The studies of Pegasys in PV and ET described above both report high levels of hematologic CR rates; good tolerance of the drug, particularly when started at a low dose; and, most significantly, a clear selective effect on the disease clone in a significant proportion of patients, including molecular CRs. This suggests that Pegasys may be effective when other therapies have failed or not been tolerated, and that it may challenge the position of hydroxyurea as a first-line therapy. However, this will require large randomized trials with comprehensive evaluation for long-term side effects. Two such trials are currently being launched internationally: a phase III randomized study of hydroxyurea versus Pegasys in newly diagnosed high-risk ET and PV patients, and a phase II study of Pegasys in hydroxyurea-resistant or refractory patients to include a cohort of patients with abdominal vein thrombosis.

A significant number of JAK2 inhibitors are now at varying stages of clinical evaluation, with the most data available for patients with myelofibrosis (see review by Mesa in this issue).

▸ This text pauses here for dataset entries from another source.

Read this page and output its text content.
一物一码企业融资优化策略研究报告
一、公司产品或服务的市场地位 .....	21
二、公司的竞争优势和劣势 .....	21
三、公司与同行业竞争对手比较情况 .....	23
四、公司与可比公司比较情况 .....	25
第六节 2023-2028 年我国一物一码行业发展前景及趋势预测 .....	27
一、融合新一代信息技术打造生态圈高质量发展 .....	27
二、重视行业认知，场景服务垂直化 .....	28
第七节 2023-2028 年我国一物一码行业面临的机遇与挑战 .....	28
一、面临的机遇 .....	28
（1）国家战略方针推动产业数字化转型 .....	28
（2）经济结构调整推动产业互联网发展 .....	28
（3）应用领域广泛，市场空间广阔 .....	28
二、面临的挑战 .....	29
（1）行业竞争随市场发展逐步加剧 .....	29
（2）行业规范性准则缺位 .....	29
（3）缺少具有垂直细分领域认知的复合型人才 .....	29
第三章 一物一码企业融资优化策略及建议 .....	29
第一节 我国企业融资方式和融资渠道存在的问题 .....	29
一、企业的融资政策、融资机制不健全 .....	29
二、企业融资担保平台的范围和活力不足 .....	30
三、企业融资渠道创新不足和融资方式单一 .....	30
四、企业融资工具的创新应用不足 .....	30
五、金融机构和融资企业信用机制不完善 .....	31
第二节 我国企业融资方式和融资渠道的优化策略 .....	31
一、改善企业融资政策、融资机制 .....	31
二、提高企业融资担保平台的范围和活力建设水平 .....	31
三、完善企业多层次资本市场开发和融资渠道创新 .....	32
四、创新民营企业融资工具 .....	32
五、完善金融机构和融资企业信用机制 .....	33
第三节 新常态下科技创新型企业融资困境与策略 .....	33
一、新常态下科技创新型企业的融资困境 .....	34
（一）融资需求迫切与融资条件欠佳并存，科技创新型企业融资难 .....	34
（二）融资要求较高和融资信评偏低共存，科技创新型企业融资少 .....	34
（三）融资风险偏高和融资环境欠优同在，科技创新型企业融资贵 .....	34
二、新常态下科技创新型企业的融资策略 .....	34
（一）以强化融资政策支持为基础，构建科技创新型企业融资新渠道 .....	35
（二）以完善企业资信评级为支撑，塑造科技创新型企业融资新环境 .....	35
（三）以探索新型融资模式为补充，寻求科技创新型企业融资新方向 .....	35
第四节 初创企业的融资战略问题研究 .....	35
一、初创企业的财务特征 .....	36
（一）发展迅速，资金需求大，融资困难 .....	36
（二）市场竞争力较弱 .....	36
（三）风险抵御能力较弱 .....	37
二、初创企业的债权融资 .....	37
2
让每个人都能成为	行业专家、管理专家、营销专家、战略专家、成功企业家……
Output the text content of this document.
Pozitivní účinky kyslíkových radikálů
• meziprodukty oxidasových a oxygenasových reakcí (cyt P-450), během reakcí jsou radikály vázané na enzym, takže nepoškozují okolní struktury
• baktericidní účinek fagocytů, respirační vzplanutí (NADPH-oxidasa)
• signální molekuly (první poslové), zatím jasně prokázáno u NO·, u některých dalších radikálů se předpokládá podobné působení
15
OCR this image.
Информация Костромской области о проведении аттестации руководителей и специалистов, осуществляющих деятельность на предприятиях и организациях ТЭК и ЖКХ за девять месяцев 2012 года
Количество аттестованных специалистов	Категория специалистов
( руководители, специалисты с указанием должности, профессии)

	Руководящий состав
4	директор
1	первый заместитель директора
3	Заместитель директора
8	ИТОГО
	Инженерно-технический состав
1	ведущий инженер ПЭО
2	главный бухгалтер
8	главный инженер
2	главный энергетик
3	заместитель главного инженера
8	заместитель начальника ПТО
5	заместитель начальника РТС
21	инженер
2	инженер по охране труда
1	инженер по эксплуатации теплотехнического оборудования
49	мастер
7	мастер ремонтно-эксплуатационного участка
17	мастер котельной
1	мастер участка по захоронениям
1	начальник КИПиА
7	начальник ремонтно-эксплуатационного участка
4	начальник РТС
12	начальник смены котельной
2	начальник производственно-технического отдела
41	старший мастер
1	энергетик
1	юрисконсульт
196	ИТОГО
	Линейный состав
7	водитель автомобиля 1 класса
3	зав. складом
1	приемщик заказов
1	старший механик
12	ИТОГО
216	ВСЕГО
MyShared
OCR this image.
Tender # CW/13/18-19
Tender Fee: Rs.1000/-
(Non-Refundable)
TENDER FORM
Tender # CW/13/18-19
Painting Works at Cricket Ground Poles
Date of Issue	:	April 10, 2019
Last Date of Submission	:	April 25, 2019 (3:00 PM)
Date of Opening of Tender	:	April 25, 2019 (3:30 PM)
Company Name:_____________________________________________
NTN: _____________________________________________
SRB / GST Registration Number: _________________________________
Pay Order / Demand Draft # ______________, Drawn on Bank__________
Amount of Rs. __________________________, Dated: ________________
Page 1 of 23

Most of these agents are well tolerated and have clinically measurable benefit for these patients, particularly in reducing symptomatic splenomegaly and constitutional symptoms such as pruritis and fatigue. There are data supporting the ability of JAK2 inhibitors to control myeloproliferation in patients with PV and ET, but no data are available in terms of their ability to prevent thrombosis or affect the probability of accelerated/more aggressive disease such as post-ET or post-PV MF or leukemia. Moliterno et al.38  treated 39 patients (12 ET, 27 PV) with CEP 701 (Cephalon). All patients had high-risk disease and many prior exposures to cytoreductive therapy. Marked gastrointestinal side effects occurred and, while there were responses in splenomegaly, pruritis, and phlebotomy requirements (after 6 months), treatment was not associated with a reduction in either leukocytosis or thrombosis, and five thrombotic events occurred during treatment. In a study using INC18424 in 39 ET and 34 PV patients,39  there were similar rates of reduction of splenomegaly and symptom scores, but all patients had leukocyte counts below 10 × 109/L and 41% achieved a CR with platelets less than 400 × 109/L. No thrombotic events have been reported thus far. Meanwhile, interest in histone deacetylase (HDAC) inhibitors such as vorinostat and givinostat40,41  in patients with ET and PV is growing, and the possibility of combination therapies should also be considered. Further studies of sufficient duration to permit the evaluation of the safety and efficacy of these novel agents as alternatives to current therapeutic strategies are certainly needed. Furthermore, the burden of constitutional symptoms and concern about long-term side effects of drugs such as hydroxyurea are significant for this patient population, and their evaluation is an essential component of future studies.

The management of ET and PV has previously been problematic from the perspectives of achieving a timely certain diagnosis and the absence of robust evidence-based clinical management guidelines. Recent advances in our understanding of the molecular pathogenesis of these disorders and data from clinical trials have improved this. Evidence is now growing to support a reconsideration of the classification of these disorders from essentially those based upon clinical and morphological descriptions to a molecular and clinical classification based upon prospective correlative analyses from large numbers of patients. There have been further refinements and better agreement upon what the indications for cytoreductive therapy are. However, we still lack agents that achieve our therapeutic goals and robust data about the long-term safety (particularly leukemogenicity) of commonly used agents such as hydroxycarbamide. Interest in IFNs has been rejuvenated with data suggesting that pegylated IFNs may induce high levels of clinical and hematologic remission and, in some patients, a molecular CR. Provisional data with JAK2 inhibitors is emerging, but is less promising than early expectations, and novel therapeutics such as HDAC inhibitors are also currently being explored.

Conflict-of-interest disclosure: The author has received honoraria from Novartis and Incyte.

Off-label drug use: Experimental use of JAK2 inhibitors and IFN in the management of PV and ET.